1. Time: 807 AM CST Entry: Short Price:1383.25 Cover 1384, Result: -.75 points

 

2. 9:55 Entry: short at 1384.25, Covered at 1381, +3.25 points. Posted late

 

3. 1:35 Entry long 1380.50, Close at 1384. +3.5 points

 

4.1:59 Enter long at 1384, scrub trade at breakeven, 0 points.

 

Trades 1, 2,and 3 were legitimate trades for a day like today. The recommendation to go short at 1381 and trade 4. were not good entries because they were not made near range extremes and depended out breakouts which might or might not occu to be profitable.

 

RANDOM THOUGHTs FROM TODAY’S POSTS:

 

8:07

Yesterday’s day session top doubled topped with the April 10th high.
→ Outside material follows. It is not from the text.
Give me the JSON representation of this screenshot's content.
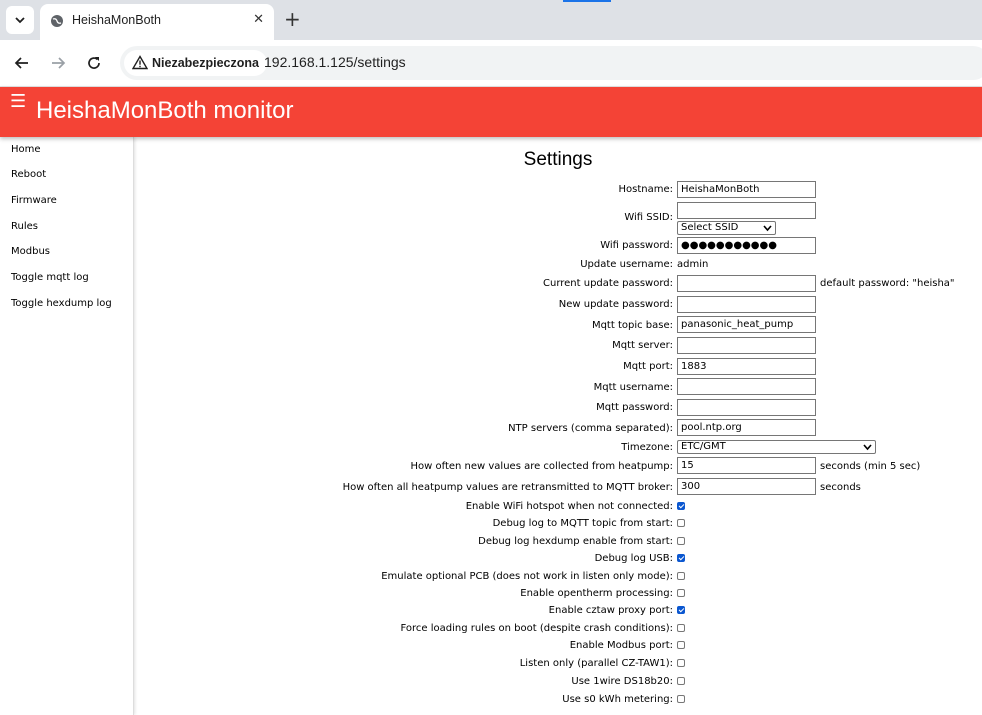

Since then, prices in the ES have been working their way back into yesterday’s range and have retraced about half of the day session’s range. Yesterday’s run up was on low volume and could be subject to retracement today. The most likely case after a day like yesterday is for trade consolidation within yesterday’s range.

 

YES. THAT IS WHAT HAPPENED.

 

9:28

The 9:30 bar slightly exceeded the 9:00 one. We have also traded back into the lower part of yesterday’s high volume node and failed there.

 

An implication of this formation is that the high in the 9:30 bar has a 65% chance of becoming today’s upper range extreme and the 9:00 bar’s low is likely to be taken out.

 

FREQUENTLY A VALUABLE “HEADS UP”.

.

 

9:43

What we are seeing is no range development, i.e. no conviction, and hence poor opportunities so far in the session.

 

SAY IT AGAIN

 

9:43 Caution: Today s liable to be very choppy and very difficult to trade

 

THE ABOVE QUOTES PRETTY MUCH SAY IT ALL.

 

 

9:55 Keep in mind the caveat: Today is likely to be a choppy day within yesterday’s range.

 

ONE MORE TIME

 

 

12:09 In a day like this with a narrow range and rotational type trading, if you get more than three points, conservative traders can profits.

 

Following this principle enabled me to almost equal today’s range in profits. A real good result for trading the US session on a range bound day like today.

 

Another potentially interesting factoid is that when you have such low range, rotational type trading in the early session, there is possibility that you will a sharp move later in the session. Be alert for this.

 

 

So far we have a balanced day and this frequently produces a good move later in the session. (See Above.)

 

WE GOT THREE SUCH SHARP MOVES WITH NO BREAKOUTS. BUT THE MOVES EXACERBATED THE TRADING DIFFICULTIES PRESENT TODAY AND INCREASED THE POTENTIAL FOR GETTING “WHIPSAWED”.

 

 

 

 

12:09

In a day like this with a narrow range and rotational type trading, if you get more than three points, conservative traders can profits. In today’s case prices traded down from 1385 area to 1379.50 and spent 30 minutes in the 1380 area before rising to 1383.50.

 

TRADES 2 AND 3 DEMONSTRAT THE UTILITY OF THE CONCEPT.

 

KEY FOR THE DAY.

 

 

 

12:09 No range equals a boring day. Boring days sometimes lead to “Frustration Trades”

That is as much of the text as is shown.